The grinding started next.

That was the hull coming down the rock face. I could feel it — not just hear it, feel it — through the stone beneath us, transmitted up through the rock and into my bones. Scraping its way down toward the water’s edge. A sound like the world coming apart slowly and without hurry.

My world coming apart.

Then the drive nacelles blew.

The shockwave hit us like a fist. A wall of hot displaced air raced over the rock with enough force to shove us sideways across the ledge. I dug in and held position, clutching her in my arms.

She made a sound then. It was so small.

I held her tighter.

The grinding peaked.

There was a moment — one single moment — of near silence. The horrible held-breath pause between the falling and the landing, the gap between the worst thing happening and the full weight of it arriving.

I used that second to look at her.

Her eyes were closed. Her jaw was set. Her hands were still locked in my shirt.

She was the bravest thing I had ever seen.

Then the ship hit the water.

The sound was not a splash.

It was not an explosion.

It was not any single thing I had a word for.

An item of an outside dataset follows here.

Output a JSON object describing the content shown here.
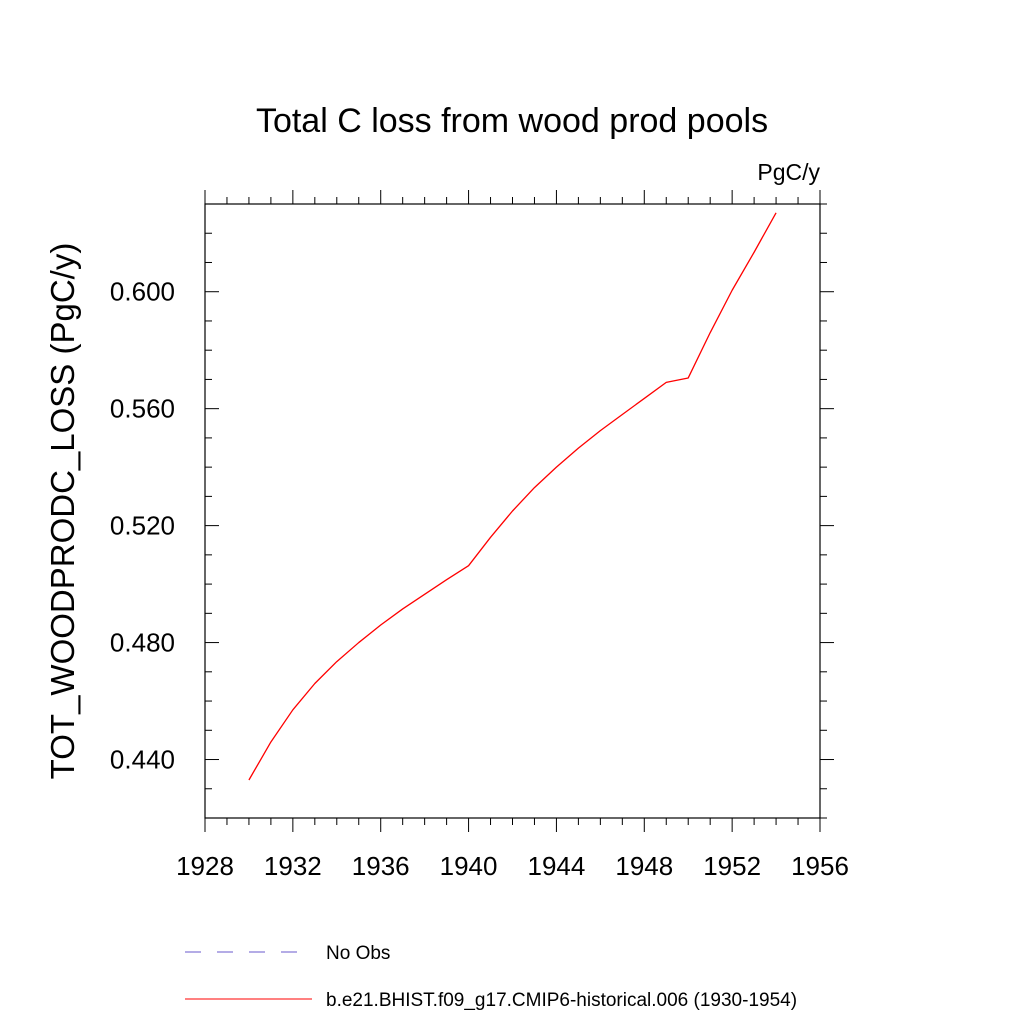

It was everything all at once. The full mass of a class-four extraction vessel, forty thousand tons of alloy and drive core and twenty years of my life, hitting deep water at terminal velocity.

The sound it made rolled outward in every direction like a physical force, like a wall, like the sea itself was shouting, shaking the rock beneath us, shaking the air around us, shaking something deep in my chest that had nothing to do with physics.

It rolled over us in waves.

Once.

Twice.

And then again, the echo of it coming back off the far rock faces of the distant islands, returning the sound a second time, a third, each one slightly smaller than the last but none of them small.

None of them quiet.

None of them anything close to quiet.

And I held her in the dark on the rock above the sea and did not let go. The sound kept coming, and the moons kept burning their silver and blue and gold across the water, and somewhere far below us, in the black deep, my ship was gone.